As conversas de saída tratam da passagem de pasta, das palavras-passe e da lista de clientes. Aquilo que criou enquanto lá esteve normalmente só vem à baila quando o quiser usar, num portefólio, numa proposta ou num trabalho que vai buscar algo que fez em 2022.
A resposta está sobretudo no seu contrato, e lê-lo durante o período de aviso prévio é consideravelmente mais fácil do que lê-lo depois.
Descubra o que existe e em nome de quem está
Se a organização registou obras que fez, esses registos estão sob um titular organização. É o registo da organização, e sair não o altera.
Se registou obras suas sob um titular pessoal, isso é separado e fica consigo. Verifique em vez de presumir, sobretudo se foi quem montou o registo para a equipa e não esteve atento a que titular era selecionado de cada vez.
O titular principal de um registo não pode ser editado. Mudá-lo implica vender ou reatribuir o próprio registo, pelo que um registo feito em nome da empresa não passa a ser seu discretamente depois do facto, por mais claro que fosse o entendimento.
Levante a questão enquanto ainda lhe respondem aos e-mails
Se algo registado em nome da empresa era genuinamente seu à luz do contrato, reatribuí-lo é uma conversa a ter durante o período de aviso prévio e não um ano depois. É preciso que alguém ainda lá esteja e esteja disposto a tratar do assunto.
Melhor ainda: registe as obras que são genuinamente suas sob o seu próprio titular à medida que as vai fazendo, em vez de partir do princípio de que a coisa se resolve no fim.
Direitos de portefólio não são titularidade
A maioria das saídas termina com um entendimento informal de que pode mostrar o trabalho. Isso tem que ver com crédito e promoção, e raramente equivale a ser titular seja do que for.

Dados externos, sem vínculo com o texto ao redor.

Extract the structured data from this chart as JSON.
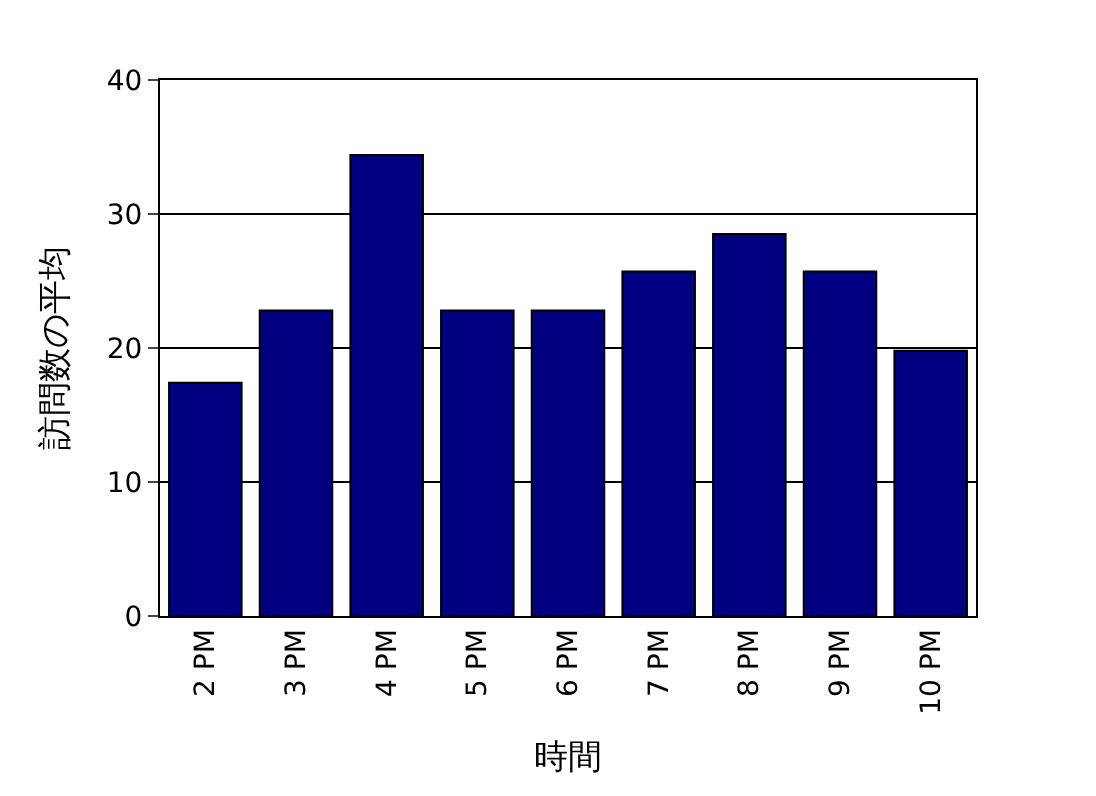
{
  "chart_data": {
    "type": "bar",
    "xlabel": "時間",
    "ylabel": "訪問数の平均",
    "categories": [
      "2 PM",
      "3 PM",
      "4 PM",
      "5 PM",
      "6 PM",
      "7 PM",
      "8 PM",
      "9 PM",
      "10 PM"
    ],
    "values": [
      17.4,
      22.8,
      34.4,
      22.8,
      22.8,
      25.7,
      28.5,
      25.7,
      19.8
    ],
    "color": "#000080",
    "ylim": [
      0,
      40
    ],
    "yticks": [
      0,
      10,
      20,
      30,
      40
    ],
    "grid": "y",
    "legend": false
  }
}
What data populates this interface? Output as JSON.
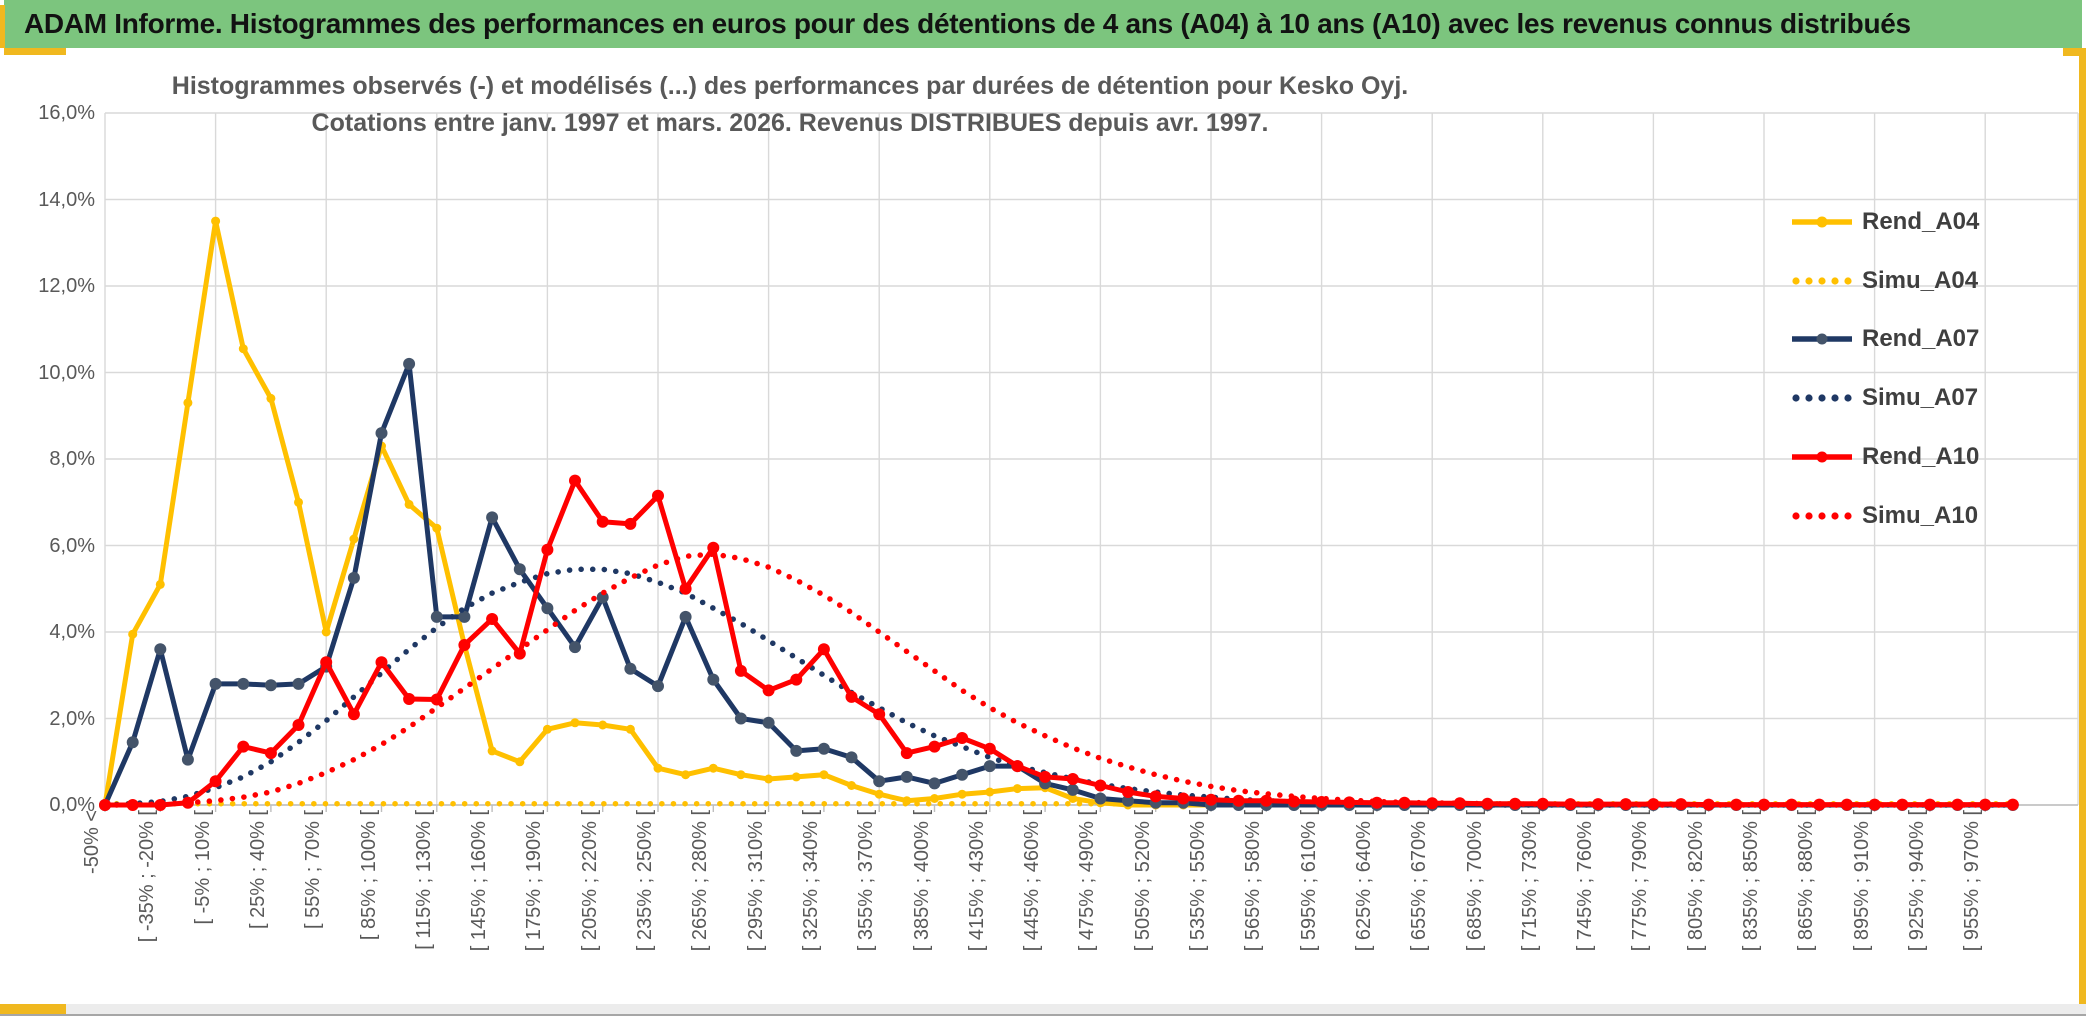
{
  "window": {
    "title": "ADAM Informe. Histogrammes des performances en euros pour des détentions de 4 ans (A04) à 10 ans (A10) avec les revenus connus distribués",
    "colors": {
      "header_green": "#7CC57E",
      "accent_gold": "#F0B81F",
      "gridline": "#D9D9D9",
      "axis": "#BFBFBF",
      "text_gray": "#595959",
      "legend_text": "#3F3F3F"
    }
  },
  "chart_data": {
    "type": "line",
    "title_line1": "Histogrammes observés (-) et modélisés (...) des performances par durées de détention pour Kesko Oyj.",
    "title_line2": "Cotations entre janv. 1997 et mars. 2026.  Revenus DISTRIBUES depuis avr. 1997.",
    "ylabel": "",
    "xlabel": "",
    "ylim": [
      0,
      16
    ],
    "grid": true,
    "legend_position": "right",
    "y_ticks": [
      "0,0%",
      "2,0%",
      "4,0%",
      "6,0%",
      "8,0%",
      "10,0%",
      "12,0%",
      "14,0%",
      "16,0%"
    ],
    "categories": [
      "-50% <",
      "[ -35% ; -20% [",
      "[ -5% ; 10% [",
      "[ 25% ; 40% [",
      "[ 55% ; 70% [",
      "[ 85% ; 100% [",
      "[ 115% ; 130% [",
      "[ 145% ; 160% [",
      "[ 175% ; 190% [",
      "[ 205% ; 220% [",
      "[ 235% ; 250% [",
      "[ 265% ; 280% [",
      "[ 295% ; 310% [",
      "[ 325% ; 340% [",
      "[ 355% ; 370% [",
      "[ 385% ; 400% [",
      "[ 415% ; 430% [",
      "[ 445% ; 460% [",
      "[ 475% ; 490% [",
      "[ 505% ; 520% [",
      "[ 535% ; 550% [",
      "[ 565% ; 580% [",
      "[ 595% ; 610% [",
      "[ 625% ; 640% [",
      "[ 655% ; 670% [",
      "[ 685% ; 700% [",
      "[ 715% ; 730% [",
      "[ 745% ; 760% [",
      "[ 775% ; 790% [",
      "[ 805% ; 820% [",
      "[ 835% ; 850% [",
      "[ 865% ; 880% [",
      "[ 895% ; 910% [",
      "[ 925% ; 940% [",
      "[ 955% ; 970% ["
    ],
    "bins_per_category": 2,
    "series": [
      {
        "name": "Rend_A04",
        "style": "solid",
        "color": "#FFC000",
        "marker_color": "#FFC000",
        "marker_r": 4.5,
        "values": [
          0,
          3.95,
          5.1,
          9.3,
          13.5,
          10.55,
          9.4,
          7.0,
          4.0,
          6.15,
          8.3,
          6.95,
          6.4,
          3.7,
          1.25,
          1.0,
          1.75,
          1.9,
          1.85,
          1.75,
          0.85,
          0.7,
          0.85,
          0.7,
          0.6,
          0.65,
          0.7,
          0.45,
          0.25,
          0.1,
          0.15,
          0.25,
          0.3,
          0.38,
          0.4,
          0.15,
          0.05,
          0,
          0,
          0,
          0,
          0,
          0,
          0,
          0,
          0,
          0,
          0,
          0,
          0,
          0,
          0,
          0,
          0,
          0,
          0,
          0,
          0,
          0,
          0,
          0,
          0,
          0,
          0,
          0,
          0,
          0,
          0,
          0,
          0
        ]
      },
      {
        "name": "Simu_A04",
        "style": "dotted",
        "color": "#FFC000",
        "marker_color": "#FFC000",
        "marker_r": 0,
        "values": [
          0.03,
          0.03,
          0.03,
          0.03,
          0.03,
          0.03,
          0.03,
          0.03,
          0.03,
          0.03,
          0.03,
          0.03,
          0.03,
          0.03,
          0.03,
          0.03,
          0.03,
          0.03,
          0.03,
          0.03,
          0.03,
          0.03,
          0.03,
          0.03,
          0.03,
          0.03,
          0.03,
          0.03,
          0.03,
          0.03,
          0.03,
          0.03,
          0.03,
          0.03,
          0.03,
          0.03,
          0.03,
          0.03,
          0.03,
          0.03,
          0.03,
          0.03,
          0.03,
          0.03,
          0.03,
          0.03,
          0.03,
          0.03,
          0.03,
          0.03,
          0.03,
          0.03,
          0.03,
          0.03,
          0.03,
          0.03,
          0.03,
          0.03,
          0.03,
          0.03,
          0.03,
          0.03,
          0.03,
          0.03,
          0.03,
          0.03,
          0.03,
          0.03,
          0.03,
          0.03
        ]
      },
      {
        "name": "Rend_A07",
        "style": "solid",
        "color": "#1F3864",
        "marker_color": "#44546A",
        "marker_r": 6,
        "values": [
          0,
          1.45,
          3.6,
          1.05,
          2.8,
          2.8,
          2.77,
          2.8,
          3.2,
          5.25,
          8.6,
          10.2,
          4.35,
          4.35,
          6.65,
          5.45,
          4.55,
          3.65,
          4.8,
          3.15,
          2.75,
          4.35,
          2.9,
          2.0,
          1.9,
          1.25,
          1.3,
          1.1,
          0.55,
          0.65,
          0.5,
          0.7,
          0.9,
          0.9,
          0.5,
          0.35,
          0.15,
          0.1,
          0.05,
          0.05,
          0,
          0,
          0,
          0,
          0,
          0,
          0,
          0,
          0,
          0,
          0,
          0,
          0,
          0,
          0,
          0,
          0,
          0,
          0,
          0,
          0,
          0,
          0,
          0,
          0,
          0,
          0,
          0,
          0,
          0
        ]
      },
      {
        "name": "Simu_A07",
        "style": "dotted",
        "color": "#1F3864",
        "marker_color": "#1F3864",
        "marker_r": 0,
        "values": [
          0,
          0.03,
          0.08,
          0.2,
          0.4,
          0.65,
          1.0,
          1.45,
          1.95,
          2.5,
          3.05,
          3.6,
          4.1,
          4.55,
          4.9,
          5.15,
          5.35,
          5.45,
          5.45,
          5.35,
          5.15,
          4.9,
          4.55,
          4.2,
          3.8,
          3.4,
          3.0,
          2.6,
          2.25,
          1.9,
          1.6,
          1.35,
          1.1,
          0.9,
          0.75,
          0.6,
          0.48,
          0.38,
          0.3,
          0.23,
          0.18,
          0.13,
          0.1,
          0.07,
          0.05,
          0.04,
          0.03,
          0.02,
          0.01,
          0.01,
          0,
          0,
          0,
          0,
          0,
          0,
          0,
          0,
          0,
          0,
          0,
          0,
          0,
          0,
          0,
          0,
          0,
          0,
          0,
          0
        ]
      },
      {
        "name": "Rend_A10",
        "style": "solid",
        "color": "#FF0000",
        "marker_color": "#FF0000",
        "marker_r": 6,
        "values": [
          0,
          0,
          0,
          0.05,
          0.55,
          1.35,
          1.2,
          1.85,
          3.3,
          2.1,
          3.3,
          2.45,
          2.44,
          3.7,
          4.3,
          3.5,
          5.9,
          7.5,
          6.55,
          6.5,
          7.15,
          5.0,
          5.95,
          3.1,
          2.65,
          2.9,
          3.6,
          2.5,
          2.1,
          1.2,
          1.35,
          1.55,
          1.3,
          0.9,
          0.65,
          0.6,
          0.45,
          0.3,
          0.2,
          0.15,
          0.12,
          0.1,
          0.1,
          0.08,
          0.07,
          0.06,
          0.05,
          0.05,
          0.04,
          0.04,
          0.03,
          0.03,
          0.03,
          0.02,
          0.02,
          0.02,
          0.02,
          0.02,
          0.01,
          0.01,
          0.01,
          0.01,
          0.01,
          0.01,
          0.01,
          0.01,
          0.01,
          0.01,
          0.01,
          0.01
        ]
      },
      {
        "name": "Simu_A10",
        "style": "dotted",
        "color": "#FF0000",
        "marker_color": "#FF0000",
        "marker_r": 0,
        "values": [
          0,
          0,
          0.02,
          0.05,
          0.1,
          0.18,
          0.3,
          0.5,
          0.75,
          1.05,
          1.4,
          1.8,
          2.25,
          2.7,
          3.15,
          3.6,
          4.05,
          4.5,
          4.9,
          5.25,
          5.55,
          5.75,
          5.8,
          5.7,
          5.5,
          5.2,
          4.85,
          4.45,
          4.0,
          3.55,
          3.1,
          2.65,
          2.25,
          1.9,
          1.6,
          1.32,
          1.08,
          0.88,
          0.7,
          0.55,
          0.43,
          0.33,
          0.26,
          0.2,
          0.15,
          0.11,
          0.08,
          0.06,
          0.05,
          0.04,
          0.03,
          0.02,
          0.02,
          0.01,
          0.01,
          0.01,
          0,
          0,
          0,
          0,
          0,
          0,
          0,
          0,
          0,
          0,
          0,
          0,
          0,
          0
        ]
      }
    ]
  }
}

Ponha-o por escrito, porque os entendimentos informais dependem de a pessoa que os deu ainda lá estar. Pergunte o que pode mostrar, em que contexto, e se a confidencialidade com o cliente restringe alguma coisa. Um e-mail curto de confirmação compensa o desconforto.
Faça o inventário antes de o seu acesso terminar
A falha prática na saída não é jurídica. É que, seis meses depois, já não se lembra em que trabalhou, não consegue entrar no disco e não consegue demonstrar a sua participação no projeto que é agora a coisa mais forte que gostaria de mostrar.
Enquanto ainda tem acesso: liste aquilo em que trabalhou e qual foi o seu papel, anote que registos lhe dizem respeito e guarde provas datadas da sua participação, briefings, e-mails de entrega, créditos.
Se as suas obras estiverem registadas sob o seu titular pessoal e devidamente arrumadas, esta parte já está feita. O que é um argumento para manter o seu próprio catálogo em ordem, independentemente de para quem esteja a trabalhar.
Quando há mesmo contestação
O vínculo laboral muda a análise, e a jurisdição também. Se estiver a surgir um verdadeiro litígio sobre algo valioso, isso é uma questão para um advogado e não para um artigo.
Leve o contrato, o inventário e os registos que existirem. A conversa avança consideravelmente mais depressa quando os factos já estão reunidos.